SUNDAY, JUNE 18, 2017
INTERVIEW WITH CHRISTOPHER JAMES LEES
VSO Executive Director Ben Cadwallader recently spoke with Christopher James Lees about the 2017 TD Bank Summer Festival Tour. Before we asked Lees our crowd-sourced questions, he wanted to express his excitement about this year’s program:
I couldn’t be more excited to conduct the Vermont Symphony Orchestra’s 2017 TD Bank Summer Festival Tour. This is a program that celebrates our nation’s rich cultural history beyond just the moments that we all expect. The artists and I are thrilled to share this picnic-perfect evening for our country’s birthday.
For some of our Summer Tour audience members, this is their first experience with live, classical music. What would you say to someone who has never been to a classical music performance before?
I would take it out a step further and say: if you have heard classical music before or if you’ve never heard classical music, these are programs that you won’t want to miss, because the orchestra has a remarkable sense of power and expression. They bring an intense energy to the stage that one will hear and never be able to forget.
You are responsible for programming the actual pieces that we will hear this summer. What is that process like?
In putting together a program, some conductors will say that is it like putting a great meal together, where you want to have a balanced course from every area. We have the Star Spangled Banner, John Philip Sousa, and these great pieces by immigrant composers.
I think of it slightly differently, which is not just the consumption of the music as a listener. You want to put composers next to each other like guests at a dinner table. Each has something interesting to say to the other about this same period of time and life: in this circumstance, the experience of coming to America.

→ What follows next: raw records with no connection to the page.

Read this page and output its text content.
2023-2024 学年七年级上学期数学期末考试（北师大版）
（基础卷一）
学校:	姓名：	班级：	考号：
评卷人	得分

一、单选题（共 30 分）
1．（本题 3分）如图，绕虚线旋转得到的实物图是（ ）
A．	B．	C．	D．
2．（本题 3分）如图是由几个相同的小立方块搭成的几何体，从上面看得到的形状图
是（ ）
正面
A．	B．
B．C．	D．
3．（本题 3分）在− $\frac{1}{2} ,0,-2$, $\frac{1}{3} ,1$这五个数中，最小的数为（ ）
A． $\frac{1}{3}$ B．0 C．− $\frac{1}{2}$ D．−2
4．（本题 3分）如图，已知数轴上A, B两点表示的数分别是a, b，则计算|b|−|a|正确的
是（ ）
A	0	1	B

Favorite piece on the program: impossible to ask but pick one.
At this moment I am most excited about the world premiere of Speak by Syrian composer Kinan Abou-afach.
Tell us about this piece.
Speak was originally written for a small chamber group of Syrian instruments and western instruments. This is the premiere of the orchestral version that the composer arranged for us.
It starts with an improvisatory, atmospheric feeling, with these great Syrian and Middle Eastern harmonies and melodies that then erupt into a force of driving energy. It is like an enormous dance for the next four minutes. The energy doesn’t let up, and you feel completely propelled by the power of the piece.
Why did he call it Speak?
In our correspondence, Kinan said: “At this point in history, it is really important that not only do we listen but people whose voices need to be heard have the opportunity to speak.”

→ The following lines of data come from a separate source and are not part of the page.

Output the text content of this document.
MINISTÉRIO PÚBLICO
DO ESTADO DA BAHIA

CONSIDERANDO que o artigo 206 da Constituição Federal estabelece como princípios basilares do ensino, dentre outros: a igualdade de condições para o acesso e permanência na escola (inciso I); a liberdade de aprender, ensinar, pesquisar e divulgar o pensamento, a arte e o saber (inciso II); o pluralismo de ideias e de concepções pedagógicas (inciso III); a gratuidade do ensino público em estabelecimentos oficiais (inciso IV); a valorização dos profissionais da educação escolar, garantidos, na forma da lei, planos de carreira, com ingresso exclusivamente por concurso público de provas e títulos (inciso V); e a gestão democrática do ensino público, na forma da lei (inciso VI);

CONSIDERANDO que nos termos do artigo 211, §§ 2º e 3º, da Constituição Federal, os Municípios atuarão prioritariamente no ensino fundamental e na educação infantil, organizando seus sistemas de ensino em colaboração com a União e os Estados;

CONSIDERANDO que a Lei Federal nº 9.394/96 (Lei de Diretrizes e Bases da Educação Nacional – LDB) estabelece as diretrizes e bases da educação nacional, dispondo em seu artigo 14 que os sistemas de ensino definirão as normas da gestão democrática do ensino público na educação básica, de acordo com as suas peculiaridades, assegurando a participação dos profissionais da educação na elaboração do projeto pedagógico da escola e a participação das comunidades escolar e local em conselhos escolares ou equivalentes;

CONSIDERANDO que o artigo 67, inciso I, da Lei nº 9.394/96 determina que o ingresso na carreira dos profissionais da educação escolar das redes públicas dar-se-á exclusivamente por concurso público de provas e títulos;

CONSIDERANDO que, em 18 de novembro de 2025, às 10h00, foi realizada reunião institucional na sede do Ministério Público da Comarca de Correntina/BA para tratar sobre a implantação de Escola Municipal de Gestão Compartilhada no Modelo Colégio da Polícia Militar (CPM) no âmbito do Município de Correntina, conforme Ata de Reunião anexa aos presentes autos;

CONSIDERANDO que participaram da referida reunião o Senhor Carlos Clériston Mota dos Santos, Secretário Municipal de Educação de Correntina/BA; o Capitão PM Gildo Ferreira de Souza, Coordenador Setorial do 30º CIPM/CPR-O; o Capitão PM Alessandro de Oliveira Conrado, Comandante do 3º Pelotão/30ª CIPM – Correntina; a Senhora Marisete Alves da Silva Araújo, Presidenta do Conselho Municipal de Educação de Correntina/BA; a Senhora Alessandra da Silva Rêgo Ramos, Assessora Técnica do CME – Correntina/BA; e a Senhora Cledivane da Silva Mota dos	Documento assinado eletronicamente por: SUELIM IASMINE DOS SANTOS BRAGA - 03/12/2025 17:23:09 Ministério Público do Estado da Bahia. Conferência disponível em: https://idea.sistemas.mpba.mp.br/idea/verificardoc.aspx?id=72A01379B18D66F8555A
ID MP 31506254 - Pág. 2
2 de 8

If you were picnicking at tonight’s concert, what dish would you bring?
For this concert, I would not forget the pasta salad…because out of many ingredients comes one great salad.
What are you most looking forward to for your first trip to Vermont?
When I think about Vermont, I think about natural beauty. I think about the beautiful, rustic elements of the great parks; these amazing forests, and how that translates into the honesty of the people. That kind of forward thinking, yet quite grounded in our nation’s natural resources, is a remarkable blend. I can’t wait to get there.
What is one thing that you want to eat?
Local cheddar cheese!
Very good, we would have also accepted maple syrup or Trapp Lager.
Those too! I love IPA – double or triple if you have it. For maple syrup…my son loves to paint with it!